Schools chief paints tough fiscal picture for Port Angeles chamber

PORT ANGELES — A tax revenue increase of about $700,000 by the Port Angeles School District anticipates deep state cutbacks, school officials told a Port Angeles Regional Chamber of Commerce audience Monday.

Superintendent Jane Pryne, discussing the school district levy measure on the Feb. 8 ballot distributed next week, said the increase wouldn’t replace what was cut by the state Legislature last month.

The Legislature voted in special session to cut funding to schools by the same amount that was given to school districts by a federal program — which means $827,000 for Port Angeles.

The actions were the start of cutbacks to fill a state budget gap of about $5 billion.

“They also said, ‘We realize that in kindergarten to fourth grade we want smaller classes, and we think it is important — but we only think it is important until Feb. 1, so we’re taking that away,'” she told the chamber at its weekly membership meeting at the Port Angeles CrabHouse Restaurant on Monday.

The district’s current property tax levy rate is $2.43 per $1,000 of assessed valuation — which means the owner of a $200,000 home will pay $486 to the district this year.

If passed in the Feb. 8 all-mail election, the estimated tax rate would be $2.65 per $1,000 during each of four years.

Although the amount of the revenues collected by the district will increase, the rate changes according to property assessments, which are expected to rise by a small percentage each year.

The levy measure, which asks for $8.2 million in the first year, would succeed the four-year levy that expires this coming December, which raises about $7.5 million.

Pryne said 55 percent of the current levy goes to what she called “basic education.”

“That includes teachers and pencils and support staff and desks,” she said.

“When we first did the resolution for the ballot title, we had basic education as one of the things it was going toward, but we were told that the law said you can’t say that it is going toward basic education,” she said.

“But the reality is that 55 percent of it now goes for basic education.”

She said a host of other programs underfunded by the Legislature are the reason levies are necessary at all.

As an example, she cited the special education.

The state covers up to 12 percent of the district’s student population in special education.

Currently, 14.5 percent of the student population is in the program, Pryne said.

“Even the 12 percent, isn’t necessarily fully funded,” she said.

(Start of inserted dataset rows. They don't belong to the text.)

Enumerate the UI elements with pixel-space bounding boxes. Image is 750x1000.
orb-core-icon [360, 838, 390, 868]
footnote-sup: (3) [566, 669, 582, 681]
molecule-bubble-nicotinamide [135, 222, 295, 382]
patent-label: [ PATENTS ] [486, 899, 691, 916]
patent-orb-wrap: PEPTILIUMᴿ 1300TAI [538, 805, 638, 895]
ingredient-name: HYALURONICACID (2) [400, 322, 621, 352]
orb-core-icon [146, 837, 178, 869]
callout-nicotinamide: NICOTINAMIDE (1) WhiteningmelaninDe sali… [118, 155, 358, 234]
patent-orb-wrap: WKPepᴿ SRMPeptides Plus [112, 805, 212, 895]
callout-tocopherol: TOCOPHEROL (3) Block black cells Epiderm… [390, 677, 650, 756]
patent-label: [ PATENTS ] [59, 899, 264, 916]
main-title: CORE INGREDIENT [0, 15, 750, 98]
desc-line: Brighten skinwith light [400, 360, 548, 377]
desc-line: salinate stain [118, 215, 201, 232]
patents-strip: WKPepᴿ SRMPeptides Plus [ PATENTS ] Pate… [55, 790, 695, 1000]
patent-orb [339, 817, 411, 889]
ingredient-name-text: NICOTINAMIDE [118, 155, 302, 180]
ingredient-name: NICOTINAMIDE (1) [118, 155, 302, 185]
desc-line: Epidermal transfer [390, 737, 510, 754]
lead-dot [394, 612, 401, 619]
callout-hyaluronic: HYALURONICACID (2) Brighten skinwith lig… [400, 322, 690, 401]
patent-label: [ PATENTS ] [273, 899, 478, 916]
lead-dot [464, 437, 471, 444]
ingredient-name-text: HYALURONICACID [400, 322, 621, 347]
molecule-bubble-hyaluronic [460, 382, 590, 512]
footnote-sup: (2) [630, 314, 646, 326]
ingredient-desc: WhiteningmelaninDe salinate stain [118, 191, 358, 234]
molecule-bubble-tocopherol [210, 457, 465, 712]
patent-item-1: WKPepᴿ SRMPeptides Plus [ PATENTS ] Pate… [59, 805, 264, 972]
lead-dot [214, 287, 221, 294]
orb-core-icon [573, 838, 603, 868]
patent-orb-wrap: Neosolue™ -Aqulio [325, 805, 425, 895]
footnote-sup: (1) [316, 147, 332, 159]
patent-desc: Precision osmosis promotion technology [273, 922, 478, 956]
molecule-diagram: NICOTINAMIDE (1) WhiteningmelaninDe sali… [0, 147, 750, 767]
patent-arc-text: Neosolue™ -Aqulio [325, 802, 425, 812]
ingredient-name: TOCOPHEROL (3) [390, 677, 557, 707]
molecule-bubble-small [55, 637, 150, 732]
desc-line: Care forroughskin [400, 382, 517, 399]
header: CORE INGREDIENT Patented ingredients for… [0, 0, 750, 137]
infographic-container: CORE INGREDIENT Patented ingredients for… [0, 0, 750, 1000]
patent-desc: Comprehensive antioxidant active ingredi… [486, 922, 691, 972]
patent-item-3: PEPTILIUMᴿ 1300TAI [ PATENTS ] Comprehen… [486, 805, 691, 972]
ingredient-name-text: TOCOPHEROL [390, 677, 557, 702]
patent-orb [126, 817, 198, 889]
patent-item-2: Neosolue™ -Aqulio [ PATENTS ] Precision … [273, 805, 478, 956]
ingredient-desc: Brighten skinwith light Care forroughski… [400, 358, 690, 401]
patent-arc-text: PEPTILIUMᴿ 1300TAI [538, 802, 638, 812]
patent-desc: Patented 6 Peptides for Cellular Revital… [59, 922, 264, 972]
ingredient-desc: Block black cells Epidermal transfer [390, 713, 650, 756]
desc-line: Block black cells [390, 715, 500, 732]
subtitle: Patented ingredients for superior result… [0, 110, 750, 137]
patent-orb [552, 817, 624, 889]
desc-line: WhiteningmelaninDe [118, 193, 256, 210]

Some students in the program cost more than $60,000 per year to provide speech therapists, physical therapists, nurses and other services necessary for them to learn, she said.

The board cut $1,970,373 from the draft budget in August because the state had slashed funding programs and because of declining enrollment.

Public schools are reimbursed money from the state for enrollment.

Steve Methner, a State Farm Insurance broker, husband of a School Board member and co-chair of the pro-levy Port Angeles Citizens for Education, said the school district is being slowly drained because of budget cuts.

“You can’t just say about a recipe that if you can’t afford baking soda that you can leave that out and expect the same result,” he said. “Eventually you will starve the system.

“Our message is not to be doom and gloom, but without all of those ingredients, it is very difficult to maintain a quality system.”